To start the new year we have Jeroen Janssens from YPlan discussing how the command line can be used for data science.
About the talk:
We data scientists love to create exciting data visualizations and insightful models. However, before we get to that point, usually much effort goes into obtaining, scrubbing, and exploring the required data.
The *nix command line, although invented decades ago, remains a powerful environment for such data science tasks. It provides a read-eval-print loop (REPL) that is often much more convenient for exploratory data analysis than the edit-compile-run-debug cycle associated with scripts or even programs. Even if you're already comfortable processing data with, for example, R or Python, being able to also leverage the power of the command line can make you a more efficient data scientist.

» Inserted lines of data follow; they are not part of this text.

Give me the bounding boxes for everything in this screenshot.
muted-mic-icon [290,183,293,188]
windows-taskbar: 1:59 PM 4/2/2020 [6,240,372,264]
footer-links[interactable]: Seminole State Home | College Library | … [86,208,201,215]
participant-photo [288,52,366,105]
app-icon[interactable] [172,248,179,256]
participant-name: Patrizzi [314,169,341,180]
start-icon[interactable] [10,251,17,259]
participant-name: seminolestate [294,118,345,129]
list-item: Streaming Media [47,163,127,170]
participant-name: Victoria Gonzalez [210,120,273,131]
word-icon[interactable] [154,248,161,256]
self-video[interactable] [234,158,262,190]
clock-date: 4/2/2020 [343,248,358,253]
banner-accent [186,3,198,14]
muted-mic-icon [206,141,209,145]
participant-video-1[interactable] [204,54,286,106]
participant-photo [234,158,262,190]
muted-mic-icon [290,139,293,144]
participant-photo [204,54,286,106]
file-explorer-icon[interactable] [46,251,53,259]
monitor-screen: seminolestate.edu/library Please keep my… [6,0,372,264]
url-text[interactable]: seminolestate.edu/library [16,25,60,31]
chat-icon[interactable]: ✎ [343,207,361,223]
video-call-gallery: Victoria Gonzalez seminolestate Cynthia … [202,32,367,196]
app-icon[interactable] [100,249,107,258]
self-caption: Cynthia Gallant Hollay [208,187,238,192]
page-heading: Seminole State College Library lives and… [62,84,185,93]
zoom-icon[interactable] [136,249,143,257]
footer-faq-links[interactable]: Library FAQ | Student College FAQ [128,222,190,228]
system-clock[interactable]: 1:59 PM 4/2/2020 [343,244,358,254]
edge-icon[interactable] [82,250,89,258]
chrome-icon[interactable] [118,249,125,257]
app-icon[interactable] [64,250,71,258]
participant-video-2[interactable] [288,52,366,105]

In this one-hour presentation we'll look at the following subjects:
• Essential concepts of the *nix command line;
• Setting up an efficient environment;
• Filters such as cut, gre, sed, and awk;
• Scraping websites using curl, scrape, xml2json, and jq;
• Managing your data science workflow using drake;
• Parallelizing and distributing data-intensive pipelines; and
• Turning one-liners and existing code into reusable command-line tools.

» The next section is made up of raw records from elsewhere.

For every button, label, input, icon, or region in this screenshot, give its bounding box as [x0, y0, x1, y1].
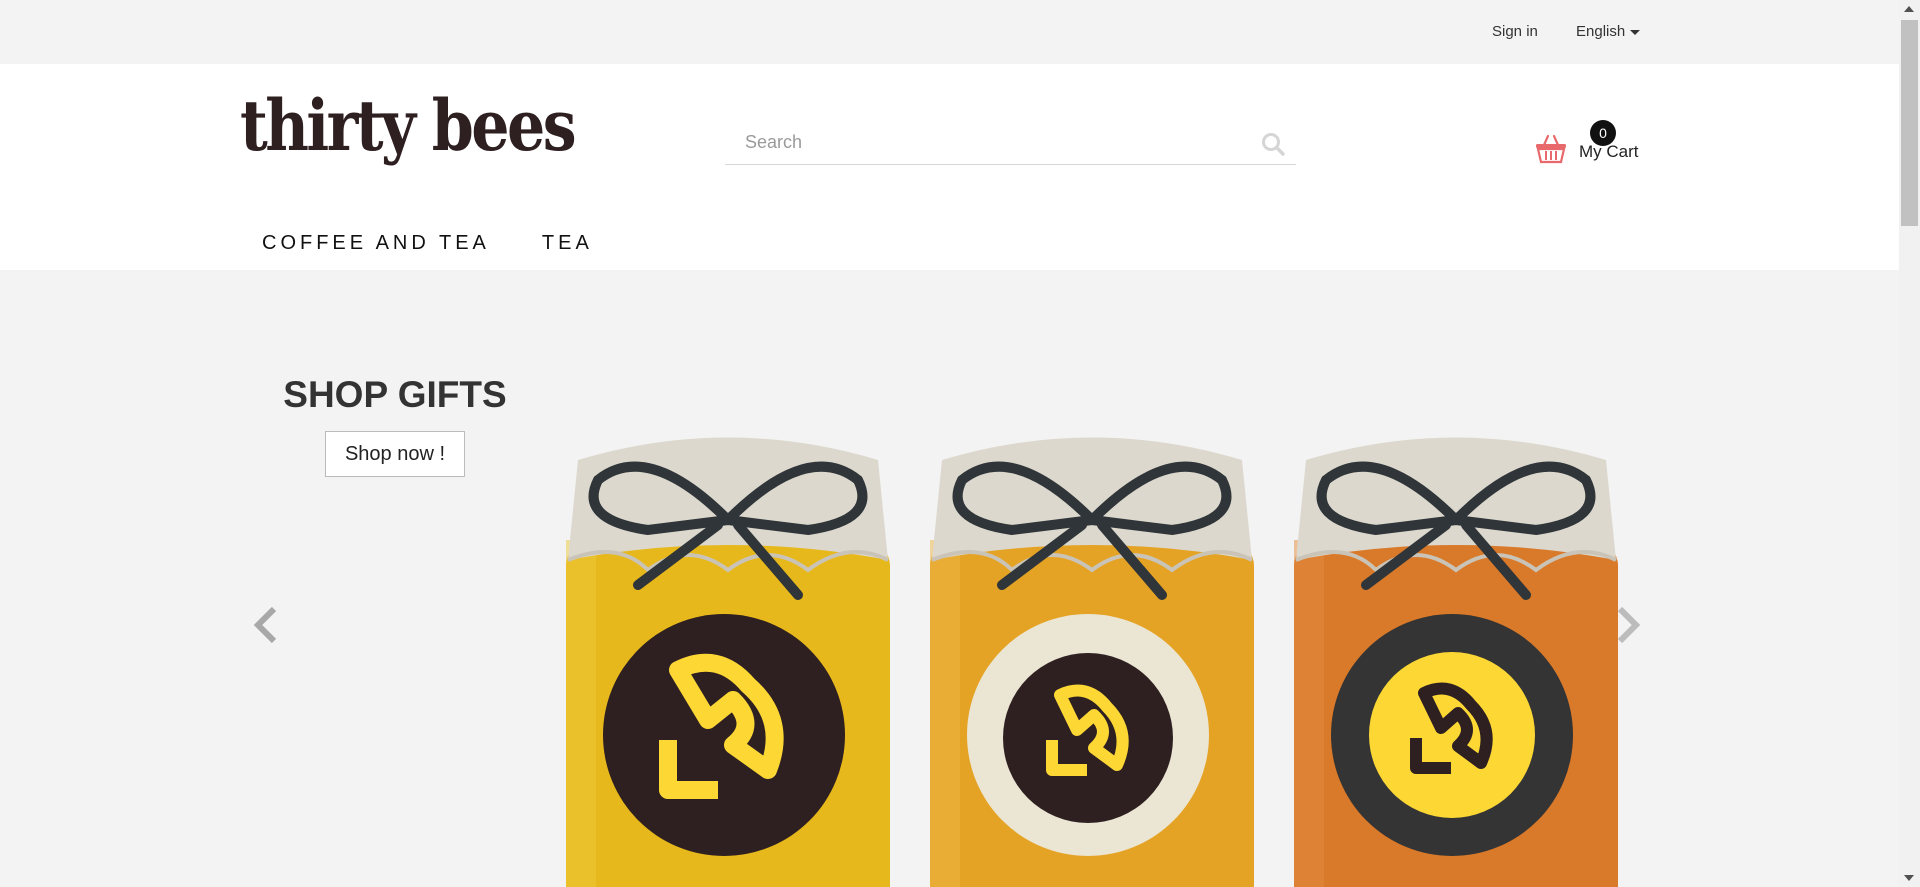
- cart-label: My Cart: [1579, 142, 1639, 161]
- scroll-down-arrow-icon[interactable]: [1904, 875, 1914, 881]
- search-input[interactable]: [725, 121, 1296, 164]
- shop-now-button[interactable]: Shop now !: [325, 431, 465, 477]
- caret-down-icon: [1630, 30, 1641, 35]
- search-icon[interactable]: [1260, 131, 1286, 157]
- main-menu: COFFEE AND TEA TEA: [262, 232, 593, 255]
- cart-button[interactable]: 0 My Cart: [1535, 120, 1647, 170]
- language-label: English: [1576, 23, 1626, 40]
- honey-jar-image: [566, 437, 890, 887]
- svg-text:thirty bees: thirty bees: [240, 84, 574, 167]
- honey-jar-image: [930, 437, 1254, 887]
- basket-icon: [1536, 134, 1566, 164]
- top-bar: Sign in English: [0, 0, 1899, 64]
- honey-jar-image: [1294, 437, 1618, 887]
- language-selector[interactable]: English: [1576, 23, 1641, 40]
- menu-item-coffee-and-tea[interactable]: COFFEE AND TEA: [262, 232, 490, 255]
- menu-item-tea[interactable]: TEA: [542, 232, 593, 255]
- site-logo[interactable]: thirty bees: [238, 82, 578, 178]
- page-scrollbar[interactable]: [1899, 0, 1920, 887]
- hero-slider: SHOP GIFTS Shop now !: [0, 270, 1899, 887]
- scroll-up-arrow-icon[interactable]: [1904, 6, 1914, 12]
- sign-in-link[interactable]: Sign in: [1492, 23, 1538, 40]
- site-header: thirty bees 0 My Cart COFFEE AND TEA TEA: [0, 64, 1899, 270]
- search-bar: [725, 121, 1296, 165]
- chevron-left-icon[interactable]: [252, 605, 282, 645]
- hero-title: SHOP GIFTS: [283, 374, 507, 415]
- scroll-thumb[interactable]: [1901, 20, 1918, 226]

The main goal of this presentation is to give you have an understanding of why, when, and how you could use the command line for your next data science project.
Jeroen Janssens is a senior data scientist at YPlan, tonight's going out app, where he's responsible for making event recommendations more personal. Jeroen holds an M.Sc. in Artificial Intelligence from Maastricht University and a Ph.D. in Machine Learning from Tilburg University. He is authoring a book called "Data Science at the Command Line", which will be published by O'Reilly in summer 2014. Jeroen enjoys biking the Brooklyn Bridge, building tools, and blogging at http://jeroenjanssens.com. He can be found on Twitter @jeroenhjanssens.
As per usual, pizza begins at 6:30, the speaker at 7, and then the bar whenever he finishes.